On July 21, 287 former members of the Communist Party Thailand gather at the military’s 3rd Infantry Battalion Phrayod Muang Khwang Camp in Nakhon Phanom Province.

Last Wednesday, more than 6,000 ex-members of the Communist Party of Thailand (CPT) flocked to military bases across the country to collect bank account books handed out by the government that promises to transfer 225,000 baht (about $6,600) to each person. Overall, a budget of 1.4 billion baht (about $41.2 million) will be spent.

“We’ve waited for a very long time. The government is finally fulfilling the promise it made when we left the forests,” says 69-year-old Bunta Srisomkhram, or Comrade Prayong, one of almost 300 former Communist fighters at the event in Nakhon Phanom.

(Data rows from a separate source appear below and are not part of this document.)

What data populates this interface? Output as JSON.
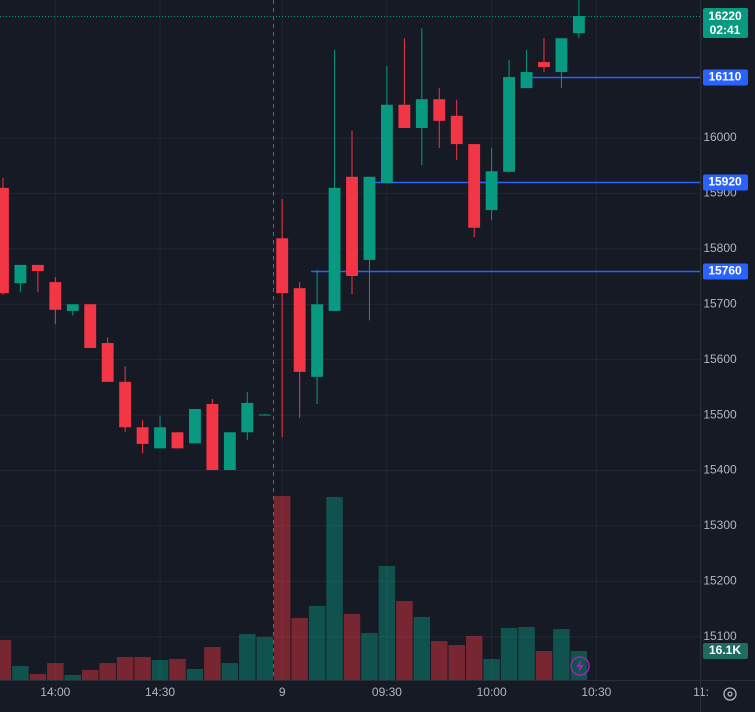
{
  "chart_data": {
    "type": "candlestick",
    "open": [
      15910,
      15738,
      15771,
      15740,
      15688,
      15700,
      15630,
      15560,
      15478,
      15440,
      15469,
      15449,
      15520,
      15401,
      15469,
      15500,
      15819,
      15729,
      15569,
      15688,
      15930,
      15780,
      15919,
      16060,
      16018,
      16070,
      16040,
      15989,
      15870,
      15939,
      16090,
      16137,
      16119,
      16189
    ],
    "high": [
      15928,
      15771,
      15771,
      15749,
      15700,
      15700,
      15640,
      15588,
      15491,
      15498,
      15469,
      15511,
      15529,
      15469,
      15542,
      15502,
      15890,
      15740,
      15762,
      16159,
      16013,
      15930,
      16130,
      16180,
      16198,
      16090,
      16069,
      15989,
      15982,
      16141,
      16159,
      16180,
      16180,
      16249
    ],
    "low": [
      15717,
      15722,
      15722,
      15664,
      15680,
      15621,
      15560,
      15469,
      15431,
      15440,
      15440,
      15449,
      15401,
      15401,
      15455,
      15500,
      15460,
      15495,
      15520,
      15688,
      15718,
      15671,
      15919,
      16018,
      15951,
      15982,
      15960,
      15821,
      15852,
      15939,
      16090,
      16119,
      16090,
      16180
    ],
    "close": [
      15720,
      15771,
      15760,
      15690,
      15700,
      15621,
      15560,
      15478,
      15448,
      15478,
      15440,
      15511,
      15401,
      15469,
      15522,
      15501,
      15720,
      15578,
      15700,
      15910,
      15751,
      15930,
      16060,
      16018,
      16070,
      16031,
      15989,
      15838,
      15940,
      16110,
      16119,
      16128,
      16180,
      16220
    ],
    "volume": [
      22200,
      7800,
      3300,
      9400,
      2800,
      5600,
      9400,
      12800,
      12800,
      11100,
      11700,
      6100,
      18300,
      9400,
      25500,
      23900,
      102100,
      34400,
      41100,
      101600,
      36600,
      26100,
      63300,
      43800,
      35000,
      21600,
      19400,
      24400,
      11700,
      28900,
      29400,
      16100,
      28300,
      16100
    ],
    "volume_label": {
      "value": 16100,
      "label": "16.1K"
    },
    "up_color": "#089981",
    "down_color": "#f23645",
    "ylim": [
      15022,
      16249
    ],
    "yticks": [
      15100,
      15200,
      15300,
      15400,
      15500,
      15600,
      15700,
      15800,
      15900,
      16000
    ],
    "volume_ylim": [
      0,
      377400
    ],
    "xlim": [
      -0.17,
      39.94
    ],
    "xticks": [
      {
        "value": 3,
        "label": "14:00"
      },
      {
        "value": 9,
        "label": "14:30"
      },
      {
        "value": 16,
        "label": "9"
      },
      {
        "value": 22,
        "label": "09:30"
      },
      {
        "value": 28,
        "label": "10:00"
      },
      {
        "value": 34,
        "label": "10:30"
      },
      {
        "value": 40,
        "label": "11:"
      }
    ],
    "price_lines": [
      16110,
      15920,
      15760
    ],
    "price_line_color": "#2962ff",
    "last_price": 16220,
    "countdown": "02:41",
    "grid": true
  }
}
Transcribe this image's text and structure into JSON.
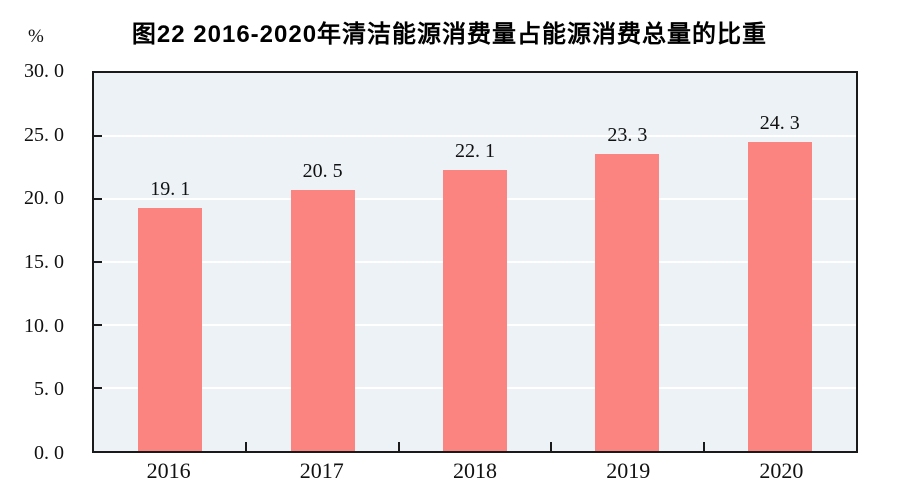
{
  "chart_data": {
    "type": "bar",
    "title": "图22  2016-2020年清洁能源消费量占能源消费总量的比重",
    "unit_label": "%",
    "categories": [
      "2016",
      "2017",
      "2018",
      "2019",
      "2020"
    ],
    "values": [
      19.1,
      20.5,
      22.1,
      23.3,
      24.3
    ],
    "value_labels": [
      "19. 1",
      "20. 5",
      "22. 1",
      "23. 3",
      "24. 3"
    ],
    "ylabel": "%",
    "xlabel": "",
    "ylim": [
      0,
      30
    ],
    "y_tick_step": 5,
    "y_tick_labels": [
      "0. 0",
      "5. 0",
      "10. 0",
      "15. 0",
      "20. 0",
      "25. 0",
      "30. 0"
    ],
    "grid": "horizontal gridlines every 5 units, white on pale blue panel",
    "legend": "none",
    "colors": {
      "bar_fill": "#FB8480",
      "plot_background": "#ECF2F6",
      "gridline": "#FFFFFF",
      "frame": "#1A1A1A",
      "title_text": "#000000",
      "tick_text": "#111111"
    }
  }
}
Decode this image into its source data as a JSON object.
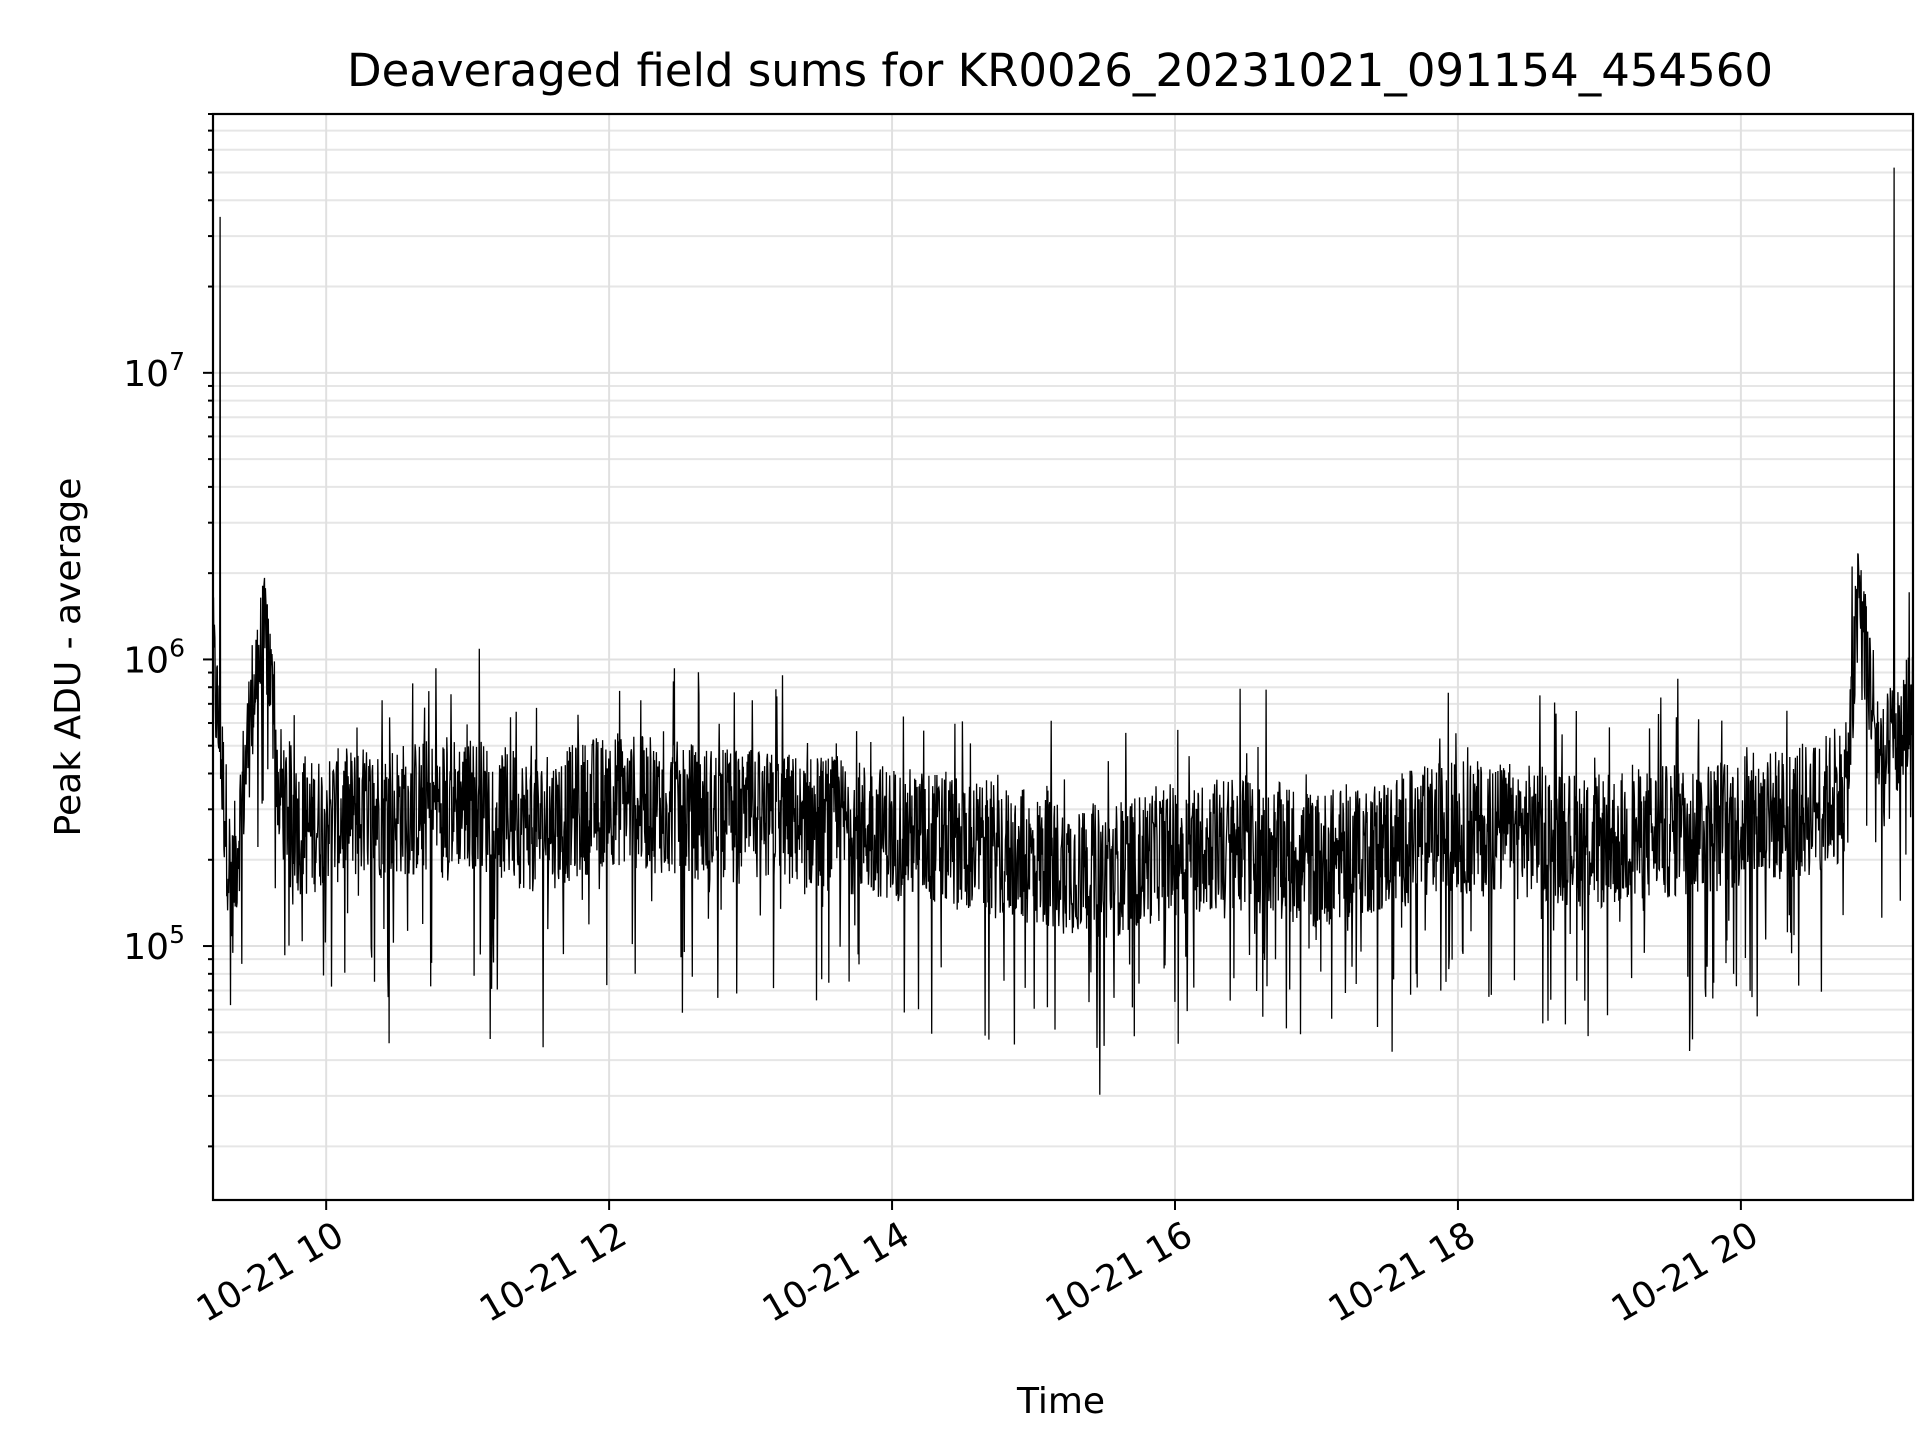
{
  "chart_data": {
    "type": "line",
    "title": "Deaveraged field sums for KR0026_20231021_091154_454560",
    "xlabel": "Time",
    "ylabel": "Peak ADU - average",
    "y_scale": "log",
    "ylim": [
      13000,
      80000000
    ],
    "xlim": [
      "10-21 09:12",
      "10-21 21:13"
    ],
    "x_ticks": [
      "10-21 10",
      "10-21 12",
      "10-21 14",
      "10-21 16",
      "10-21 18",
      "10-21 20"
    ],
    "y_ticks": [
      {
        "base": "10",
        "exp": "5",
        "value": 100000
      },
      {
        "base": "10",
        "exp": "6",
        "value": 1000000
      },
      {
        "base": "10",
        "exp": "7",
        "value": 10000000
      }
    ],
    "grid": true,
    "legend": "none",
    "line_color": "#000000",
    "series": [
      {
        "x": [
          "10-21 09:12",
          "10-21 09:15",
          "10-21 09:20",
          "10-21 09:30",
          "10-21 09:35",
          "10-21 09:40",
          "10-21 09:50",
          "10-21 10:00",
          "10-21 10:30",
          "10-21 11:00",
          "10-21 11:30",
          "10-21 12:00",
          "10-21 12:30",
          "10-21 13:00",
          "10-21 13:30",
          "10-21 14:00",
          "10-21 14:30",
          "10-21 15:00",
          "10-21 15:30",
          "10-21 16:00",
          "10-21 16:30",
          "10-21 17:00",
          "10-21 17:30",
          "10-21 18:00",
          "10-21 18:30",
          "10-21 19:00",
          "10-21 19:30",
          "10-21 20:00",
          "10-21 20:30",
          "10-21 20:45",
          "10-21 20:50",
          "10-21 21:00",
          "10-21 21:05",
          "10-21 21:13"
        ],
        "values": [
          1000000,
          35000000,
          150000,
          900000,
          1200000,
          350000,
          250000,
          280000,
          300000,
          320000,
          260000,
          330000,
          300000,
          280000,
          270000,
          250000,
          230000,
          200000,
          180000,
          220000,
          230000,
          200000,
          230000,
          260000,
          250000,
          230000,
          250000,
          270000,
          300000,
          350000,
          1700000,
          400000,
          52000000,
          700000
        ]
      }
    ]
  }
}
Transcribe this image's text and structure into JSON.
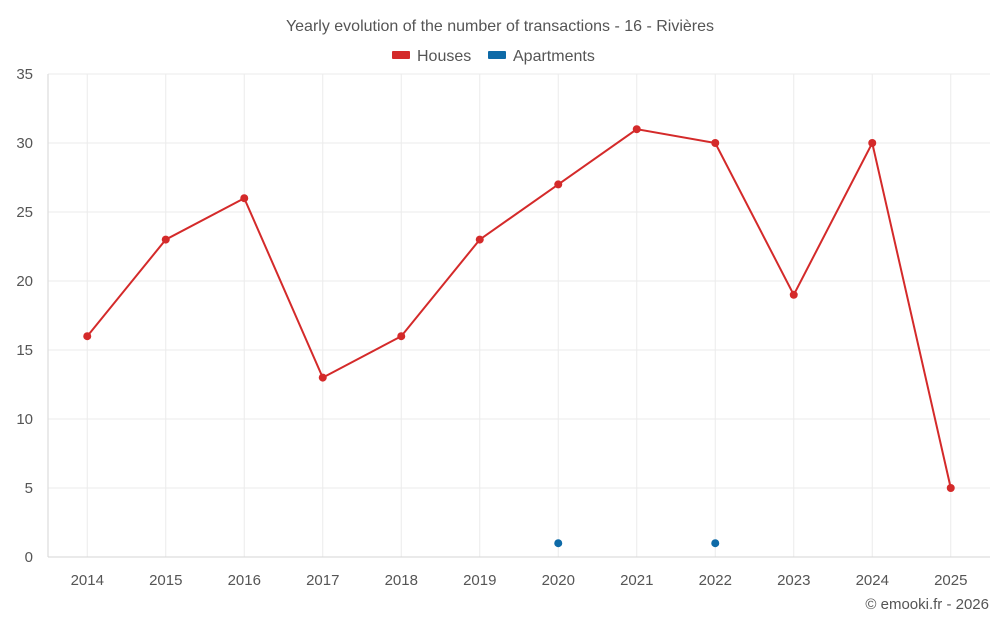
{
  "colors": {
    "houses": "#d42a2a",
    "apartments": "#0e6aa7",
    "grid": "#ebebeb",
    "text": "#555555"
  },
  "credit": "© emooki.fr - 2026",
  "chart_data": {
    "type": "line",
    "title": "Yearly evolution of the number of transactions - 16 - Rivières",
    "xlabel": "",
    "ylabel": "",
    "categories": [
      "2014",
      "2015",
      "2016",
      "2017",
      "2018",
      "2019",
      "2020",
      "2021",
      "2022",
      "2023",
      "2024",
      "2025"
    ],
    "ylim": [
      0,
      35
    ],
    "yticks": [
      0,
      5,
      10,
      15,
      20,
      25,
      30,
      35
    ],
    "grid": true,
    "legend_position": "top-center",
    "series": [
      {
        "name": "Houses",
        "key": "houses",
        "values": [
          16,
          23,
          26,
          13,
          16,
          23,
          27,
          31,
          30,
          19,
          30,
          5
        ]
      },
      {
        "name": "Apartments",
        "key": "apartments",
        "values": [
          null,
          null,
          null,
          null,
          null,
          null,
          1,
          null,
          1,
          null,
          null,
          null
        ]
      }
    ]
  }
}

In the Northeast, 1,365 former CPT members in the provinces of Nakhon Ratchasima, Udon Thani, Nakhon Phanom, and Mukdahan, qualified to receive a total amount of over 307 million baht (about $9 million) after they passed the government’s qualification process.

“Many of those who finally got money today were not included in past years’ payments,” says Don Setrit, the leader of a group representing former CPT members in the province. “We had to fight for the money,” he adds.

Since 1982, different governments made several rounds of payouts to former CPT members, the latest in 2009 under the Abhisit Vejjajiva Government. The amount per head was set at 225,000 baht, the equivalent of five rai and five cows which was the original compensation negotiated by the CPT.

By 2015, the government had handed out payments to 13,060 people nationwide, according to information of the Internal Security Operations Command.

Many former members of the Communist insurgency in the Northeast have not received government compensation yet claims Don Setrit, who represents a group of ex-CPT members in Nakhon Phanom Province.

For the final round of payouts, the government set seven conditions for applicants. Among those conditions are that applicants had to be born before 1967, have a low income, and had to have joined a re-education session of the Karunyathep Project.

But many former communist resistance fighters in the Northeast claim they deserve compensation but have still not received any money.

“The government’s conditions have caused up to 70,000 comrades in the Northeast to be excluded from those eligible for the payouts,” claims 59-year-old Aphinan Jansaman, the leader of group of former CPT members in Ubon Ratchathani.

The group argues that the government’s birth date condition is unfair because many of them joined the armed rebellion before they were adults. But the government says these conditions are necessary to prevent imposters from falsely claiming benefits.

In the late 1970s, there was an estimated number of 12,000 armed CPT fighters nationwide. But the communist rebellion faltered when the Chinese government withdrew its support.

Thousands of CPT fighters and their families surrendered when the Thai government announced a general amnesty and promised to provide financial assistance in the early 1980s.

Bunta Srisomkhram, or Comrade Prayong, who joined the event in Nakhon Phanom, said he will spend the money to support the rice farming of his children.